Cut the rectangle into 3 sections.
Stack the three sections on top of each other with ⅙th (approximately) of the cheese/scallion mixture stuffed in-between the sections. It will still be a crumbly mess but it will soon start to come together.
Repeat this process two more times. If the dough starts to becoming sticky, dust with a little bit of flour.
Form a rectangle
Split into thirds.
After laminating the dough for a total of three times, finally stack the sections and sandwich the cheese/scallions in-between. Then form into one last 6 inch x 8 inch rectangle.
Prepare for immediate baking
Line a sheet pan with parchment paper. Cut biscuit rectangle into 12 squares, approximately 2 inches x 2 inches a piece.
Place the entire sheet pan in the freezer. Set your oven to 425°
After the oven has pre-heated, remove the sheet pan biscuits from the freezer and brush the tops with a very light coating of melted butter (1 tablespoon of the melted butter, save the other tablespoon for when the biscuits are done)

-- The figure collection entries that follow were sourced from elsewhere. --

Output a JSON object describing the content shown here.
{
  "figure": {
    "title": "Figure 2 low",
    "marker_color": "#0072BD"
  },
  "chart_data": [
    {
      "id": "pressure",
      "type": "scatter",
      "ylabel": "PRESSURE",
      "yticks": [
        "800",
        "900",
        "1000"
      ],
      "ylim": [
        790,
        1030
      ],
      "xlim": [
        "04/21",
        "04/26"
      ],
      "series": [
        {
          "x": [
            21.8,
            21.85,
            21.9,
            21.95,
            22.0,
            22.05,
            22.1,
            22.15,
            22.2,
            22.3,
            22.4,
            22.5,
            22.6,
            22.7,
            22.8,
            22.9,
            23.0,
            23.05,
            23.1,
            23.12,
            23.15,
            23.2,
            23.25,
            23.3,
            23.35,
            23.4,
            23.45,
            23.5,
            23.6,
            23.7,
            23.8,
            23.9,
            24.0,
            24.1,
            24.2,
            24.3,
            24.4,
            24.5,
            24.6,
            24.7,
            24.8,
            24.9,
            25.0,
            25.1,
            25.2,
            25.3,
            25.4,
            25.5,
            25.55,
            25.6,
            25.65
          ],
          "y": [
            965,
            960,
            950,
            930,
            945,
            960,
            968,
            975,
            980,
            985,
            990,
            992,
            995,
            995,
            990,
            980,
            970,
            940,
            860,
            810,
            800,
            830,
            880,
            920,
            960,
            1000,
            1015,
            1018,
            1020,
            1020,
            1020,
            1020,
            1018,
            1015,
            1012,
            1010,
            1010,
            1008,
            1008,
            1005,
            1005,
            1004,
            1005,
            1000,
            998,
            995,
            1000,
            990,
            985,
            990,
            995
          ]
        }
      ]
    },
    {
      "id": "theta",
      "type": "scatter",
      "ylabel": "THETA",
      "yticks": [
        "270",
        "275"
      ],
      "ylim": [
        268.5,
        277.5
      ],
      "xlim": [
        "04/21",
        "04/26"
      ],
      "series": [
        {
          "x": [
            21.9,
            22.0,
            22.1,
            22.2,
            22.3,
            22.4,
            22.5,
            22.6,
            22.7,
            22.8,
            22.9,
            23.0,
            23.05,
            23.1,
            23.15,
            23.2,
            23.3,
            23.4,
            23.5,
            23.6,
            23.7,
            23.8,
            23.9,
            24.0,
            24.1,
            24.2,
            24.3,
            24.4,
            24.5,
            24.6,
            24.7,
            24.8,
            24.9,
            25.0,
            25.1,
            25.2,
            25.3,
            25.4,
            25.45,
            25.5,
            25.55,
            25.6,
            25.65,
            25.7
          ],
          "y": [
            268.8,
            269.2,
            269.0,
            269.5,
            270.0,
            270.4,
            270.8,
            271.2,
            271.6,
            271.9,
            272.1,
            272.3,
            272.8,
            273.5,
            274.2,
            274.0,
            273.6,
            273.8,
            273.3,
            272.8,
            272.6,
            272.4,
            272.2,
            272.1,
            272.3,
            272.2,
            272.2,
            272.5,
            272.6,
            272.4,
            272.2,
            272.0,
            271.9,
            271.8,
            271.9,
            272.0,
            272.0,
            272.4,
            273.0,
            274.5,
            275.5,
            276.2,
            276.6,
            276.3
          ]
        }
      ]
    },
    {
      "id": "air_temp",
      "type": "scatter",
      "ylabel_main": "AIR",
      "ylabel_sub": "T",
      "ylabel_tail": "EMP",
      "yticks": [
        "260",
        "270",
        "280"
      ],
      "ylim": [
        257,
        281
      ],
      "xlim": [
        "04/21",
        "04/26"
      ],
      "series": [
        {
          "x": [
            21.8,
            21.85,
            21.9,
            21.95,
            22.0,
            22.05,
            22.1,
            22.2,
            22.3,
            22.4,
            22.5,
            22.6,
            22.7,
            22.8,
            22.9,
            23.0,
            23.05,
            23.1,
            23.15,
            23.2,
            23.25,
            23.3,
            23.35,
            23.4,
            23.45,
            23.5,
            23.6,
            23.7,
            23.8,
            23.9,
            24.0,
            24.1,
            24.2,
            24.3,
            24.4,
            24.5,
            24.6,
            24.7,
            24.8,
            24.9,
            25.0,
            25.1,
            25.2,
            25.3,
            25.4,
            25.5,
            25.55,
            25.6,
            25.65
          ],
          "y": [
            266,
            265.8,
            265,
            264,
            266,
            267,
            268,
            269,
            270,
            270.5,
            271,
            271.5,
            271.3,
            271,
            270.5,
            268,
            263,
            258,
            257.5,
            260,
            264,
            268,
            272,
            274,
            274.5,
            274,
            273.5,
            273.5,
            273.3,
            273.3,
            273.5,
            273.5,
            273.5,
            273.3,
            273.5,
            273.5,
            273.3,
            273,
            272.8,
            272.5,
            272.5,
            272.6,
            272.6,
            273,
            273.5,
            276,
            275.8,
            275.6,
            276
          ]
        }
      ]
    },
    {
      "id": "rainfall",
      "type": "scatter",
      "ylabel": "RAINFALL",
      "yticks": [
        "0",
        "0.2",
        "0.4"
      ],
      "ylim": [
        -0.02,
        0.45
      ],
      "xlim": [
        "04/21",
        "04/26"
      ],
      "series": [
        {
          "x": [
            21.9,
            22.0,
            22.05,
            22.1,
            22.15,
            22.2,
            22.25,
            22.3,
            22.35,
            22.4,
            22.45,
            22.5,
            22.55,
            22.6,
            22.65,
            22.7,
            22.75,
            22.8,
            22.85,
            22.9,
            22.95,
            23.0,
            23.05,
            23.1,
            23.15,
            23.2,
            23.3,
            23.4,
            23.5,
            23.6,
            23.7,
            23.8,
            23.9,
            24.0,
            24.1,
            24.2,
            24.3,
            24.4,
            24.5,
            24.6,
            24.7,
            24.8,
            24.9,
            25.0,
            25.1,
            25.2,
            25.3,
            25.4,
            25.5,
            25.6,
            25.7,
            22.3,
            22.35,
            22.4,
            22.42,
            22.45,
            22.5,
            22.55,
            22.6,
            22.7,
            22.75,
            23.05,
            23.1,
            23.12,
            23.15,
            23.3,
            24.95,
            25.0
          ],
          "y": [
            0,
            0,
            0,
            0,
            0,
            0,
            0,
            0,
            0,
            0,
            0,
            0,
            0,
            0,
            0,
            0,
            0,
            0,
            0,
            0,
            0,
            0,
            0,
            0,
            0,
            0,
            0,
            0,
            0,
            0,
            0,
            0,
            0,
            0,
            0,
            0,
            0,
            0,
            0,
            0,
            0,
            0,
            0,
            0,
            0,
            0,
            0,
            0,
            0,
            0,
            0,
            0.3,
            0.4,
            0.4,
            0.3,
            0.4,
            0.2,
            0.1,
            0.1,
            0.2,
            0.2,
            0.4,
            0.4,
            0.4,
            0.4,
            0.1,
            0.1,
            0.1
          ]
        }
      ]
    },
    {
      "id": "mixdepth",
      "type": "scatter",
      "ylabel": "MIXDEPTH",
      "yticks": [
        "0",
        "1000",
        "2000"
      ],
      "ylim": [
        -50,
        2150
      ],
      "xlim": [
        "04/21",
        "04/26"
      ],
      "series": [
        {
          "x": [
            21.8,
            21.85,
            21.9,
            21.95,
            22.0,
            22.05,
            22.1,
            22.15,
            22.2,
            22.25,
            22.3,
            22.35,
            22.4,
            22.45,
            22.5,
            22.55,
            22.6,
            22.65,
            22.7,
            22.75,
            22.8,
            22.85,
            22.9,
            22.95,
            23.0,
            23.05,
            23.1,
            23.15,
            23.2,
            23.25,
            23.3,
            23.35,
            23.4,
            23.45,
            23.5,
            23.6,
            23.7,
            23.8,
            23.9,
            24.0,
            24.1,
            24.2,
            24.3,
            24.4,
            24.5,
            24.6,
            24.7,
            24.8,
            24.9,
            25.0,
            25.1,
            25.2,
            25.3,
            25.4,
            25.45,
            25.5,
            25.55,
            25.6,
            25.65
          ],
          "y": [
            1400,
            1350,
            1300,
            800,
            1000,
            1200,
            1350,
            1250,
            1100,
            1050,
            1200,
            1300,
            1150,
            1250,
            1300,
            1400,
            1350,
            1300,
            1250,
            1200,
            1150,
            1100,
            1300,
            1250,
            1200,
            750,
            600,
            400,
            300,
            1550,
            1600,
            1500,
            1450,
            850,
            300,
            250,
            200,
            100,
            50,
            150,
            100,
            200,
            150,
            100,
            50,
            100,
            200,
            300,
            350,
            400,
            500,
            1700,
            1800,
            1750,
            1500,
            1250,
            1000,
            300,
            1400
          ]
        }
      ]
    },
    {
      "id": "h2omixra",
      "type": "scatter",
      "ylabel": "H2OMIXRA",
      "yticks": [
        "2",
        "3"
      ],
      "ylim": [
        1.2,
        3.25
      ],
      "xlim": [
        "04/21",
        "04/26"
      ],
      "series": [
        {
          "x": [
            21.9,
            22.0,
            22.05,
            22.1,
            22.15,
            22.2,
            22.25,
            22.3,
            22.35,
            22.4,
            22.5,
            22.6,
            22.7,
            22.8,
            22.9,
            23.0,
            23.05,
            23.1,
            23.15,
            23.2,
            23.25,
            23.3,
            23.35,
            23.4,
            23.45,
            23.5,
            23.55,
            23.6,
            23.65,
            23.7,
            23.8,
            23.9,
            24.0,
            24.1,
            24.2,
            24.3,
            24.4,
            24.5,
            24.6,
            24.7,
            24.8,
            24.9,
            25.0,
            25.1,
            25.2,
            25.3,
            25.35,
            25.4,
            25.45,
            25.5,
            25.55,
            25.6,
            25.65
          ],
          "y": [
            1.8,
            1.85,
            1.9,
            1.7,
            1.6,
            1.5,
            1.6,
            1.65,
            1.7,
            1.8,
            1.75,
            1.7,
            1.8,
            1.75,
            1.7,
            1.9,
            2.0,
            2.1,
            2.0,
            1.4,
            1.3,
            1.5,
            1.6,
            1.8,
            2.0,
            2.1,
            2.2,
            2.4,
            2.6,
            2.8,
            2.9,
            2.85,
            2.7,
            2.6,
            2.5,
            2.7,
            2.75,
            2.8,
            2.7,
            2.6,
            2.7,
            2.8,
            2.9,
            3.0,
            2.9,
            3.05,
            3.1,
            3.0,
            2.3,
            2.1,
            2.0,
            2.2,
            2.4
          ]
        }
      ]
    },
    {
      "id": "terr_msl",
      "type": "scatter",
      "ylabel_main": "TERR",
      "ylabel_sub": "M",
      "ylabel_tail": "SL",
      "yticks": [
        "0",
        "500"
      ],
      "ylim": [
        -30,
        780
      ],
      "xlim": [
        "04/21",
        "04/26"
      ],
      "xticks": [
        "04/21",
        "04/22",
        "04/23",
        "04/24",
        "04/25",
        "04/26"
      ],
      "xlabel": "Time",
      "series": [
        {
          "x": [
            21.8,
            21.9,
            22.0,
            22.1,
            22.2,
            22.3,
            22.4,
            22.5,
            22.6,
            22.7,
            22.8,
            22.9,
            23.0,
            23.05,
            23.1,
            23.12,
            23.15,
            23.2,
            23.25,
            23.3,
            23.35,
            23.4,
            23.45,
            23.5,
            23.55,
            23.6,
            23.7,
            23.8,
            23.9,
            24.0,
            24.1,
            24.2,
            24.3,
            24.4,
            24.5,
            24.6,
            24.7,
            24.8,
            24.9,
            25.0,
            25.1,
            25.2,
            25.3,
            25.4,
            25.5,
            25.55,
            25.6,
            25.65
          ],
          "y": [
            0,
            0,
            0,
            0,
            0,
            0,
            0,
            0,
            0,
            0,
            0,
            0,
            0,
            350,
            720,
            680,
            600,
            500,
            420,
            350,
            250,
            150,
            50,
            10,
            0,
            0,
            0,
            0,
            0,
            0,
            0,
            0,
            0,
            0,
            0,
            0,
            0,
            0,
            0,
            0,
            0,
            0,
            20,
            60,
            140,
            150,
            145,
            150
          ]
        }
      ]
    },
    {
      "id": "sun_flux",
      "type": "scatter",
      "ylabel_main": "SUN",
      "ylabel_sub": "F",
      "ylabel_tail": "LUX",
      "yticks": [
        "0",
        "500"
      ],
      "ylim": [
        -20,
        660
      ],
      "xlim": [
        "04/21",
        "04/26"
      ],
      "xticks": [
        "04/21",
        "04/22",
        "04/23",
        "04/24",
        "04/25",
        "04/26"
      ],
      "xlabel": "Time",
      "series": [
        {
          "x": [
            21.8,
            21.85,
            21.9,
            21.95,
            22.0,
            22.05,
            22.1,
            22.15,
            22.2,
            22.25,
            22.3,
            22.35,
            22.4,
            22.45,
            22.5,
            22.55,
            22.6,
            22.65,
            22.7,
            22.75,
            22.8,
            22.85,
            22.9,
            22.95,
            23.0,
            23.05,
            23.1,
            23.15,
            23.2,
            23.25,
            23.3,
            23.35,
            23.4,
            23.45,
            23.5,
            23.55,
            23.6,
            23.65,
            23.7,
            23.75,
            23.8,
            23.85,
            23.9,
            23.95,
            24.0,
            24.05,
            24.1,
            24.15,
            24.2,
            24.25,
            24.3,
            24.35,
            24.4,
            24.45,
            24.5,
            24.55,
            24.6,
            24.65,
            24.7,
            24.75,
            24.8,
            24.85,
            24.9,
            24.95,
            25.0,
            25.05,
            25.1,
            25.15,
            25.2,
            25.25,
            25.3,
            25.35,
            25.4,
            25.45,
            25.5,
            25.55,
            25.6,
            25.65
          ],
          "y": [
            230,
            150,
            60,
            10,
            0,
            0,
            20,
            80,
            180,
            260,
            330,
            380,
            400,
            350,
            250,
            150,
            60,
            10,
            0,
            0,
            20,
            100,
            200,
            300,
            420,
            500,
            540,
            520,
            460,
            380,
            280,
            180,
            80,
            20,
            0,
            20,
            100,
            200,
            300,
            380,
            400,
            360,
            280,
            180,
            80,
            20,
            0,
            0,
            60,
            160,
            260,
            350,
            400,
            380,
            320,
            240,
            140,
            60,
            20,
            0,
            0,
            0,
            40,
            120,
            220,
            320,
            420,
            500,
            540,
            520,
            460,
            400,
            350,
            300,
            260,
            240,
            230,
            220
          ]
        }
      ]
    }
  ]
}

Place the biscuits in the oven and set a timer for 5 minutes. After 5 minutes reduce the temperature to 400. Keep baking for another 15 - 20 minutes or until the tops are starting to turn golden brown and crispy.
Remove from oven the brush with another light coating of butter. Serve warm and enjoy!
Optional freezing for later use then baking
Line a sheet pan with parchment paper. Cut biscuit rectangle into 12 squares, approximately 2 inches x 2 inches a piece.
Place the entire sheet pan in the freezer. Let the biscuits freeze until rock hard (about 1 hour) before bagging and storing.
When ready to bake, set your oven to 425°.
After the oven has pre-heated, remove the biscuits from the freezer and line up on a parchment line sheetpan. Brush the tops with a very light coating of melted butter (1 tablespoon of the melted butter, save the other tablespoon for when the biscuits are done)
Place the biscuits in the oven and set a timer for 5 minutes. After 5 minutes reduce the temperature to 400. Keep baking for another 20 - 25 minutes or until the tops are starting to turn golden brown and crispy.
Remove from oven the brush with another light coating of butter. Serve warm and enjoy!